Maryvonne de Saint-Pulgent,
conseiller d’Etat, ex-directrice du patrimoine, directrice de l’Opéra-Comique.
“A moins que la France ne bascule brusquement dans un modèle ultra-néo-libéral, cette réforme n’aurait aucun sens”
C’est impensable ! A moins que la France ne bascule brusquement dans un modèle ultra-néo-libéral, cette réforme n’aurait aucun sens. Le ministère a quand même une expertise et une maîtrise depuis de longues années désormais de la chaîne de production des industries culturelles et de communication que sont le livre, la presse, la musique enregistrée, le cinéma, l’audiovisuel et le multimédia culturel. Que deviendrait également la politique des droits de l’auteur ? Avant la création du ministère de la Culture en 1959, l’industrie du cinéma était assujettie au ministère de l’Industrie, et la période ne fut guère probante pour son rayonnement. Parmi les conséquences, on considérait par exemple la performance passée d’un cinéaste, sans aucune considération sur le contenu, comme critère automatique de subventions.

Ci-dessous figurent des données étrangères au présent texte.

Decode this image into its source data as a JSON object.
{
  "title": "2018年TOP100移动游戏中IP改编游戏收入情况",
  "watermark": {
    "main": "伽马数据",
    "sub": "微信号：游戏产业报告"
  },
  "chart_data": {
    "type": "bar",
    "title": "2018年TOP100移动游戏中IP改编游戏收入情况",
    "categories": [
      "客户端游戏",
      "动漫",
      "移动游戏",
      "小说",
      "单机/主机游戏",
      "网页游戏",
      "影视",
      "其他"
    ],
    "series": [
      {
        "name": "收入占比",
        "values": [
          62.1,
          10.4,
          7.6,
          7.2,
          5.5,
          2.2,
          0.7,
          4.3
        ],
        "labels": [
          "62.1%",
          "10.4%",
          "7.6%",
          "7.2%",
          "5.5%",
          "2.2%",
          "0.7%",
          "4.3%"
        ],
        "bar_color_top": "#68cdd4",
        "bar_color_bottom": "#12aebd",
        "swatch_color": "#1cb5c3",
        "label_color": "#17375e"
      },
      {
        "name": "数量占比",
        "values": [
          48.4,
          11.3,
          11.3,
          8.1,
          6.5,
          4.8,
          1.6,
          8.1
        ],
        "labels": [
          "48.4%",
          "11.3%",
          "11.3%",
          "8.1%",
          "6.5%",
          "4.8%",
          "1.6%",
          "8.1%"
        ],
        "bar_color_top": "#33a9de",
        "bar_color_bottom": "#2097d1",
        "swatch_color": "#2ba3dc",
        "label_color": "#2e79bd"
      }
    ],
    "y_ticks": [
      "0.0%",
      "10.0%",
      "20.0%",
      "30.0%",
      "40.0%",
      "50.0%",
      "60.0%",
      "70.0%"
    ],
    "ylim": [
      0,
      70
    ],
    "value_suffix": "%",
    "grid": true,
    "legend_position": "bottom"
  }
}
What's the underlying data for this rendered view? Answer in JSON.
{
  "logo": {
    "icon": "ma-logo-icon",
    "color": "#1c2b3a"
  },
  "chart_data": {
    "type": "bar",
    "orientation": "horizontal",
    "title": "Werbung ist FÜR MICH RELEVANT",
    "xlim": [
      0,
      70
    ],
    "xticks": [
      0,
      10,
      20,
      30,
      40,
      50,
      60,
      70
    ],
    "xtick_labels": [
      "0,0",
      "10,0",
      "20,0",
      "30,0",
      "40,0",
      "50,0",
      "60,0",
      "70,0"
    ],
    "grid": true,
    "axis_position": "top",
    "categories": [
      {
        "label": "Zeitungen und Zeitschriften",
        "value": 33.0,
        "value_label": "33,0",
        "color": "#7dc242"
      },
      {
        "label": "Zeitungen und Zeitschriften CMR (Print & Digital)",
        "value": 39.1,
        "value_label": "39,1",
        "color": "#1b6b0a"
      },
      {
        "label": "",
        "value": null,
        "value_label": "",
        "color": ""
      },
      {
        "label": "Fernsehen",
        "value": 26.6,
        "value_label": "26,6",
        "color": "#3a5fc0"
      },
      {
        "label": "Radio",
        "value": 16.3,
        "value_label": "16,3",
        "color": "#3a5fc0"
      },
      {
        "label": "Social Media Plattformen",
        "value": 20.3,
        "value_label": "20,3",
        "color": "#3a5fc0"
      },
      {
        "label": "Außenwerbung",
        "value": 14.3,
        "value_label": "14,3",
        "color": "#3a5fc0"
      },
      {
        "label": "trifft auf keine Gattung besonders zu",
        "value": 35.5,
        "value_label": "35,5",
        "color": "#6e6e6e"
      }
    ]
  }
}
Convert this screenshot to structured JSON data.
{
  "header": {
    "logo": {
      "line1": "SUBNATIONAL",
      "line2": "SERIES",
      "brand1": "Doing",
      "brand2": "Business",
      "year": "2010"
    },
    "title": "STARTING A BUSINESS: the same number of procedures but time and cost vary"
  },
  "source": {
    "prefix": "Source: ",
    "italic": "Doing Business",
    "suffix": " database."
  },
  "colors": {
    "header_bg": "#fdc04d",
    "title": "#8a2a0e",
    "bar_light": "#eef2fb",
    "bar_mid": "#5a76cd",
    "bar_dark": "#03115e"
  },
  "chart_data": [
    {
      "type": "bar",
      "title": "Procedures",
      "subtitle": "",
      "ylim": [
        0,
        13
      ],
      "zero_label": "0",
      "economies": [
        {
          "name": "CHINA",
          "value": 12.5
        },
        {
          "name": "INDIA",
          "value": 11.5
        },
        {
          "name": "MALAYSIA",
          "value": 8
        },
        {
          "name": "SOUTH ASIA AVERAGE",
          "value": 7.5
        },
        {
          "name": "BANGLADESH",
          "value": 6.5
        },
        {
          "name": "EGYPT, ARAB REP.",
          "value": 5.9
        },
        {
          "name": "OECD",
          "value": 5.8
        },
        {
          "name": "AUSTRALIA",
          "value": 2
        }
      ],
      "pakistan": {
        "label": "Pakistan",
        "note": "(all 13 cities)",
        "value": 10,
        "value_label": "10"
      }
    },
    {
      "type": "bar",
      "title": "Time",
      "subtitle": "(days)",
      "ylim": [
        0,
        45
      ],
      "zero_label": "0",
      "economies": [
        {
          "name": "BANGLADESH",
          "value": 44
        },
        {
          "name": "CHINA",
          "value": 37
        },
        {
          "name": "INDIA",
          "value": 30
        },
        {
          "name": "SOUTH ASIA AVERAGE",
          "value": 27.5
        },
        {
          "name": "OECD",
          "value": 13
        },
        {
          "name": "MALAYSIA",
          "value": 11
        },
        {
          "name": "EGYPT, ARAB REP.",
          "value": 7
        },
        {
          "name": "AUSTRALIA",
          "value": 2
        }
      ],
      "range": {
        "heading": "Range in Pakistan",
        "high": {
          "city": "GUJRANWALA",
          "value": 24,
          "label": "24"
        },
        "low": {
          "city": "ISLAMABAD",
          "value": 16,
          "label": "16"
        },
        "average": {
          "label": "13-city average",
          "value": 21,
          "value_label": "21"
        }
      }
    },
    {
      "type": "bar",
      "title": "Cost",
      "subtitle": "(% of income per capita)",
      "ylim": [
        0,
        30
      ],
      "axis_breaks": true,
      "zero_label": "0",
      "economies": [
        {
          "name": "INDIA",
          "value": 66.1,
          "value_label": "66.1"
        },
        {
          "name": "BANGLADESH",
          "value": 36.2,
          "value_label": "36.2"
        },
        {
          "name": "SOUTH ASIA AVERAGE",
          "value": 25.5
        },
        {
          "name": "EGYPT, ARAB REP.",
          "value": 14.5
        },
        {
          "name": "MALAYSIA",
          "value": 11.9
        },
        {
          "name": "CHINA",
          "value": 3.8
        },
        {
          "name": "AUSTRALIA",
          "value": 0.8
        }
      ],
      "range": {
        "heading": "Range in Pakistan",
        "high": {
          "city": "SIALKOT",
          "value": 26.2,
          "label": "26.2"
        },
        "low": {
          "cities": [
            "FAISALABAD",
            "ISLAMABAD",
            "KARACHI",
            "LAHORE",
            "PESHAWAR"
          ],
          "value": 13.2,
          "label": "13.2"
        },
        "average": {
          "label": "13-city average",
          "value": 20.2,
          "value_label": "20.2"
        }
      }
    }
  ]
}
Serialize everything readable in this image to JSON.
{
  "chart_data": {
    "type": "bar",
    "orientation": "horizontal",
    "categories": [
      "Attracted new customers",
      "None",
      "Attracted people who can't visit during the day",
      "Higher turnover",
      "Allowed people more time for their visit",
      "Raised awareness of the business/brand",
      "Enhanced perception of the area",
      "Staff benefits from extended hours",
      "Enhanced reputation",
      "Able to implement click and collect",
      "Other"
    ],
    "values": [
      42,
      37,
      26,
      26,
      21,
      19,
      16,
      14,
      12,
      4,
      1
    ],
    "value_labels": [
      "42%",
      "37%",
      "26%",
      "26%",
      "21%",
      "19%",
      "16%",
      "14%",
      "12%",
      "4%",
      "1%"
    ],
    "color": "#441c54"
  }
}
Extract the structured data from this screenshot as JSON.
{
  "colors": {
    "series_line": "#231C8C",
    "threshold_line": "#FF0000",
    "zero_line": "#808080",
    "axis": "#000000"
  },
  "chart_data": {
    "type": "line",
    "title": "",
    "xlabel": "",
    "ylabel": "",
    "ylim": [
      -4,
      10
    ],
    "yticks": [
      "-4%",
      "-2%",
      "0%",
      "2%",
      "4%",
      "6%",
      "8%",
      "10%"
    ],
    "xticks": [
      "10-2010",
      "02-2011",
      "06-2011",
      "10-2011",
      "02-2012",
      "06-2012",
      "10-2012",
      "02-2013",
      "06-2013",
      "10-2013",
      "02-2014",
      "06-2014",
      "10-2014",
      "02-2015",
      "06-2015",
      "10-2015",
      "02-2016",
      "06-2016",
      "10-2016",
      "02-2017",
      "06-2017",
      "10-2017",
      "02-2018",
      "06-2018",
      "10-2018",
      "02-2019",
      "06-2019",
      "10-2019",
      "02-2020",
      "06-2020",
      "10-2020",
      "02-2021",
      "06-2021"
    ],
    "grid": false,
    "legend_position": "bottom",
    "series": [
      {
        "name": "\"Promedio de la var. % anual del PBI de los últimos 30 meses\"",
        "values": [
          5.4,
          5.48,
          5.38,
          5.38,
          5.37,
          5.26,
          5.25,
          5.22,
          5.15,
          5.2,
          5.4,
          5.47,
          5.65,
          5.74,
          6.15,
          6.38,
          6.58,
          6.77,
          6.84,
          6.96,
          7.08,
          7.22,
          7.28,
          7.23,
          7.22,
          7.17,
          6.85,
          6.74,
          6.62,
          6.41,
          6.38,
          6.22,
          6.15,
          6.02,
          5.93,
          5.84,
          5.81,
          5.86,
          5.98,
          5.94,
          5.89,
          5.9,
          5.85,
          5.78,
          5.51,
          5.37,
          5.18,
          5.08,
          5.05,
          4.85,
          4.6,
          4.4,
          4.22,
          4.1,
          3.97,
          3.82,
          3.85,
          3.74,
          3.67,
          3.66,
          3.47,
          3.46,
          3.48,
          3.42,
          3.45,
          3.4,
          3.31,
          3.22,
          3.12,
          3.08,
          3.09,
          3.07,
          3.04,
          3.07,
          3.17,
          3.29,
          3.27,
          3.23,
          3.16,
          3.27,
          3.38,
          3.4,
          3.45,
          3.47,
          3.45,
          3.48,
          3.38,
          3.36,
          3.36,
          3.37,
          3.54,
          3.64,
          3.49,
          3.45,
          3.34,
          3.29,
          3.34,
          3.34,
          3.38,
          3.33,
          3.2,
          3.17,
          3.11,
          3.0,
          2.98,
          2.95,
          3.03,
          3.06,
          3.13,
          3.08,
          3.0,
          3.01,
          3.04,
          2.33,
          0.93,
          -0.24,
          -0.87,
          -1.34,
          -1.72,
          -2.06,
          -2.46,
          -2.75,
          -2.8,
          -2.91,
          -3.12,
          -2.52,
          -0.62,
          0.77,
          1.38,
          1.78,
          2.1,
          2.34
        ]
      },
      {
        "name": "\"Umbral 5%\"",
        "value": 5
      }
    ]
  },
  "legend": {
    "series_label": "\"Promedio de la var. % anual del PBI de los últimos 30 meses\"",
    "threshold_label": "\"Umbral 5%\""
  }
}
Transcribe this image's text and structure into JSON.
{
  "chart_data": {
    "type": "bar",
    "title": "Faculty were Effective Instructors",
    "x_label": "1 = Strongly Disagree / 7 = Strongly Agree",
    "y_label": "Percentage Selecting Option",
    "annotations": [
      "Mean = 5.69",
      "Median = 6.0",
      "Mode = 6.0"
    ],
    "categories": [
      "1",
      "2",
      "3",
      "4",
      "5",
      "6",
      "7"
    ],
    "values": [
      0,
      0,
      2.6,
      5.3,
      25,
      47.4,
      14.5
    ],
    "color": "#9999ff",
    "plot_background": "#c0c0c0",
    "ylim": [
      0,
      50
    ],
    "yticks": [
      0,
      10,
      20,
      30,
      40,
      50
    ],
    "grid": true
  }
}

Rappelons aussi que le livre constitue une considérable industrie culturelle, et qu’il me semble que le ministère de la Culture y a fait ses preuves. La télévision, elle, en passant de la tutelle d’un ministre de l’Information à celui de ministre de la Culture et de la Communication (Jean-Philippe Lecat, 1978-1981) qui d’ailleurs avait été précédé d’un ministre de la Culture et de l’Environnement (Michel d’Ornano, 1977-1978), avait commencé à s’affranchir. L’impact sociologique de la télévision a entraîné la redécouverte des industries culturelles par le ministère. Jack Lang a renversé la perspective de Malraux qui concevait le ministère de la Culture comme un contre-pouvoir aux “usines à rêve”, en s’engageant dès 1983 dans l’édification d’une industrie française de programmes : à la fois un outil économique apte à s’exporter et politique en combattant avec ses propres armes l’impérialisme culturel américain. Depuis, la France a persuadé l’Union européenne de plaider l’exception culturelle et de défendre aujourd’hui devant l’OMC le principe de la diversité culturelle, que les aides nationales préservent. Lorsque François Léotard (1986) a privatisé TF1, le ministère contrôlait et développait la politique industrielle de l’audiovisuel sans qu’il n’y ait péril en la demeure, permettant ainsi l’émergence d’acteurs mondiaux comme Vivendi et Lagardère Active Média.
En 2009, le ministre de la Culture doit relever le défi d’Internet et de la dématérialisation totale de la communication. Ce qui lui manque pour l’instant effectivement, c’est une vision politique de la culture dans ce nouveau contexte industriel, mais il me semble que c’est le ministère le mieux armé intellectuellement et stratégiquement pour affronter ce type de problème.
Frédéric Martel,
rédacteur en chef de nonfiction.fr et spécialiste des industries culturelles.
“C’est encore difficile de juger”
C’est encore difficile de juger. Le ministre a lancé son action sur des chapeaux de roue, d’ailleurs plus médiatiquement que par des actions, et il a été rattrapé par son passé. Aujourd’hui, il sait qu’il n’a plus droit à l’erreur. Il doit maintenant réussir sur le fond et sur ses dossiers. Il s’y attelle. Il est de bonne volonté et connaît son sujet. Est-il bon techniquement ? C’est une autre affaire, notamment sur la partie “communication” du ministère. A-t-il saisi la nouvelle importance des industries culturelles ? Pas encore, mais ça peut venir. Ne risque-t-il pas d’être moins audacieux désormais (comme il l’a été un peu au début sur Google/BNF) ? C’est le risque. Peut-il incarner autre chose qu’un nom et une prise de guerre de “l’ouverture” (qu’il n’est pas d’ailleurs) ? C’est à lui de le montrer. Le ministère est exsangue, démoralisé, miné de l’intérieur, désabusé. Il faut lui redonner une fierté, des moyens, et le moderniser.